C - Défauts et incohérences

4 – L'abandon des critères de l’humanisme classique

b – L'effacement de la pratique du don
Depuis Marcel Mauss, les anthropologues savent que si la pratique de l'échange est l'un de ces rares invariants anthropologiques qu'ils cherchent à mettre en évidence, la forme de l'échange peut pour sa part varier sensiblement d'une culture à l'autre. Il serait en particulier erroné de croire que la relation marchande, avec sa double problématique d'acuité de la mesure de la valeur et de technicité de la monnaie, en constitue la forme dominante, voire exclusive.

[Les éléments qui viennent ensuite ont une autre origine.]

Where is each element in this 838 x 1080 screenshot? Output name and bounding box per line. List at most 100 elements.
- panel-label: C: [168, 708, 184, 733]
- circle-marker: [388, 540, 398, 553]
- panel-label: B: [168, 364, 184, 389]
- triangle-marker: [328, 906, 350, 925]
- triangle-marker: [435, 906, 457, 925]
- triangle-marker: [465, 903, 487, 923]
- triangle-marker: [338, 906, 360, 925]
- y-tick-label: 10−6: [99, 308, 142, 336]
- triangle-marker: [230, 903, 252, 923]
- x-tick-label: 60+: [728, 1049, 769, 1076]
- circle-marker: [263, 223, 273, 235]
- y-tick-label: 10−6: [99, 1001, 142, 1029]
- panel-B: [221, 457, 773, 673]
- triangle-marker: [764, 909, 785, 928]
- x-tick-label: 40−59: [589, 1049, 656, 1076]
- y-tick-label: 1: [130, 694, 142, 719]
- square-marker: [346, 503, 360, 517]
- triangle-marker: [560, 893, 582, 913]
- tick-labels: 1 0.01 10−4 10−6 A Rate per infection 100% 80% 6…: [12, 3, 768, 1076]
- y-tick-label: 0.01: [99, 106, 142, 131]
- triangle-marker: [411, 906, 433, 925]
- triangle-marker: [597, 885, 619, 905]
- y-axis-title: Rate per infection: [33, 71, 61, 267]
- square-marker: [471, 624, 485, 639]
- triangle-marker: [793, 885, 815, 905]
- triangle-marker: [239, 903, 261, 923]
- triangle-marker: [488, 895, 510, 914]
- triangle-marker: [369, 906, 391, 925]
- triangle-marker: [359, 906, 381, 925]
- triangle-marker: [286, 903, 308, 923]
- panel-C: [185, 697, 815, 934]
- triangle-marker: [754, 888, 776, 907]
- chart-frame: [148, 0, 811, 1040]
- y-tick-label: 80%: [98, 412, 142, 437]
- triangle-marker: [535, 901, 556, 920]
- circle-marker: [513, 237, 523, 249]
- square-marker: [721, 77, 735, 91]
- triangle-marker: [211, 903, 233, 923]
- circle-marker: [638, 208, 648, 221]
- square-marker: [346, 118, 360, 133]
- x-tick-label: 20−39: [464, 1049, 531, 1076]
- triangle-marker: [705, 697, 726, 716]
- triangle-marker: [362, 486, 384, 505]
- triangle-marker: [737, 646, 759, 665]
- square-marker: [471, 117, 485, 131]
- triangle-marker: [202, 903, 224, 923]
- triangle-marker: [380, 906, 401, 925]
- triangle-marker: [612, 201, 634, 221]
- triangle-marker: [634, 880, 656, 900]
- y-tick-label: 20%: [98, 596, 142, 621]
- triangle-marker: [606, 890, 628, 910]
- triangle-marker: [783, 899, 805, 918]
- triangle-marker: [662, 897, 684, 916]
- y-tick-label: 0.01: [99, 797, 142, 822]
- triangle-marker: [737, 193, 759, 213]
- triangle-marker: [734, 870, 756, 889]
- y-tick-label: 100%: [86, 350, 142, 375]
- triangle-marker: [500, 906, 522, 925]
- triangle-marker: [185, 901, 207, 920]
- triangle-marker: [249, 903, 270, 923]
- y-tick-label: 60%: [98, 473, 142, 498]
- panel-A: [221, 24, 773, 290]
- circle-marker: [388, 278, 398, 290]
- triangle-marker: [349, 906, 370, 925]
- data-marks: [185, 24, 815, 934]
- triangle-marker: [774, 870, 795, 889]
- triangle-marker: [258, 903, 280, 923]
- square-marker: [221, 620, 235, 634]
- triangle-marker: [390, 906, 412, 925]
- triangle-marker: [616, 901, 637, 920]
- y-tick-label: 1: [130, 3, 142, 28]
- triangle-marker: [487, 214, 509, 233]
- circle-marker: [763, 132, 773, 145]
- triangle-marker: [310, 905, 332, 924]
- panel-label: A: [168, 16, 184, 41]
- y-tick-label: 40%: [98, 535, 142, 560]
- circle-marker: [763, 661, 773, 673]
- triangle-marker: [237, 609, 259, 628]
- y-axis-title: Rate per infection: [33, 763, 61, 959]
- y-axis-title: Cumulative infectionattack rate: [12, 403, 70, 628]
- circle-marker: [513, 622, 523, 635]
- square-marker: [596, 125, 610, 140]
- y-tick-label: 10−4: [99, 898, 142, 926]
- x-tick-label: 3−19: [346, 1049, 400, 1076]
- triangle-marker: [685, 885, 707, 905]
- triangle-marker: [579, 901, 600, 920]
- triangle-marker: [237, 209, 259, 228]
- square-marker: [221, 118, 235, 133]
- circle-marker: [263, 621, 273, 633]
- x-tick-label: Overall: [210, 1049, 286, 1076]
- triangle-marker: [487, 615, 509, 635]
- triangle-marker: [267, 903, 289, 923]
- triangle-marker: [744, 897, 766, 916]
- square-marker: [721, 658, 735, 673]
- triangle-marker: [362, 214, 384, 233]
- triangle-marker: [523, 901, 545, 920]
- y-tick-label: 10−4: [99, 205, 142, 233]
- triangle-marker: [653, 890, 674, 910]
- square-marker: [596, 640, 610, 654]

C'est au contraire la pratique du don qui semble constituer la forme d'échange la plus universelle. Ce constat nourrit une partie importante du corpus de l'anthropologie théorique, et plus spécifiquement l'ensemble des travaux d'un organe de recherche qui lui est consacré: le MAUSS (Mouvement anti-utilitariste dans les sciences sociales).

Si le don est une forme de relation humaine d'une universalité telle que sa pratique se manifeste aussi en particulier dans notre civilisation, on peut toutefois observer que cette pratique n'y est ni encouragée, ni symboliquement valorisée. C'est tout au contraire le modèle du contrat formel et celui de l'échange marchand qu'on cherche à lui substituer. La raison en est simple: tout échange marchand jouit aux yeux dEs puissances qui nous gouvernent d'un triple avantage: il produit de la croissance, il permet la mesure de la performance, et il est susceptible d'être taxé.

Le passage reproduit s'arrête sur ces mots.